Son olarak Hava Kuvvetleri Komutanı Cumhur Asparuk'un Tayyip Erdoğan hakkında verilen "milletvekili olamaz" kararıyla ilgili olarak yaptığı, "Şeriatın kestiği parmak acımaz" yorumu gerçekten çok anlamlıydı. Çünkü Asparuk Paşa'nın kullandığı argüman, gerginlik müsebbiblerinin daha önce istismar etmekten çekinmedikleri önemli bir "değer yargısının" argümanıydı. Paşa aynı anda iki mesaj birden veriyordu.
Tayyip Erdoğan'ın Asparuk Paşa'ya verdiği cevap, 5 yıl öncesinde atılan gerginlik tohumlarına çok benziyordu. Erdoğan, Cumhur Asparuk'a cevaben: "Sağlam parmak acır, hele hele bu bir de haksızsa, çok daha fazlasıyla acır. Ne diyorum bakın; kesildiği zaman acır. Acımaz diyenler onu önce kendi şahıslarında bir deneyiversinler" diyordu. Erdoğan'ın yaklaşık bir buçuk yıldır taktığı "askerle sorunum yok" maskesi bir anda düşüveriyor ve yine orduyu cephe alan gerçek yüz görünüyordu.

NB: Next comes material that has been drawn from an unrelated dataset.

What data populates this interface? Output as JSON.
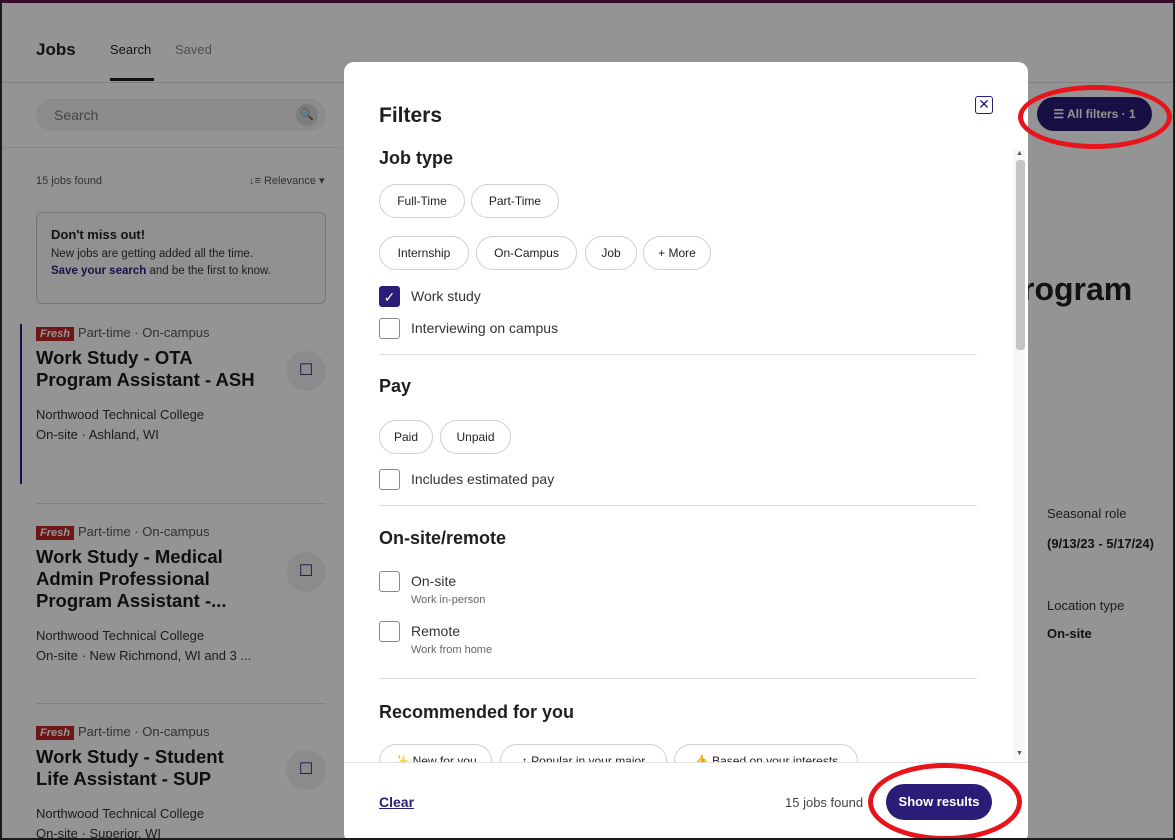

Erdoğan'ın unuttuğu bir şey daha vardı; şeriat zaten çürük parmağı kesmez. Şeriat, bir daha aynı suçu işlemeyesin diye sağlam parmağı keser.
Erdoğan bahaneyi de buldu ki sormayın
Az kalsın unutuyordum, Tayyip Erdoğan ve kurmayları YSK'nın verdiği son karardan sonra oturup düşünmüşler ve bu kararı nasıl istismar ederiz diye kafa patlatmışlar. Sonuçta şu karara varmışlar: Tayyip Erdoğan bütün mitinglere katılacak ama konuşmayacak, kurmayları da seçmene şu mesajı verecek, 'Erdoğan'ı siz konuşturun' yani bize oy verin. YSK kararının Erdoğan için en sevindirici tarafı da bu olsa gerek. Çünkü, Erdoğan bugüne kadar çıktığı bütün televizyon programlarında, katıldığı bütün mitinglerde, kısacası konuştuğu bütün platformlarda bir tek proje bile sunamadı. Sunacağı bir tek projesi dahi yok da ondan. Bu yeni strateji de Erdoğan için bulunmaz bir fırsat niteliğinde. Artık Erdoğan meydanlarda konuşmayarak bu açığını da kapattığını sanıyor ama yanılıyor. Çünkü millet herşeyi net olarak görüyor.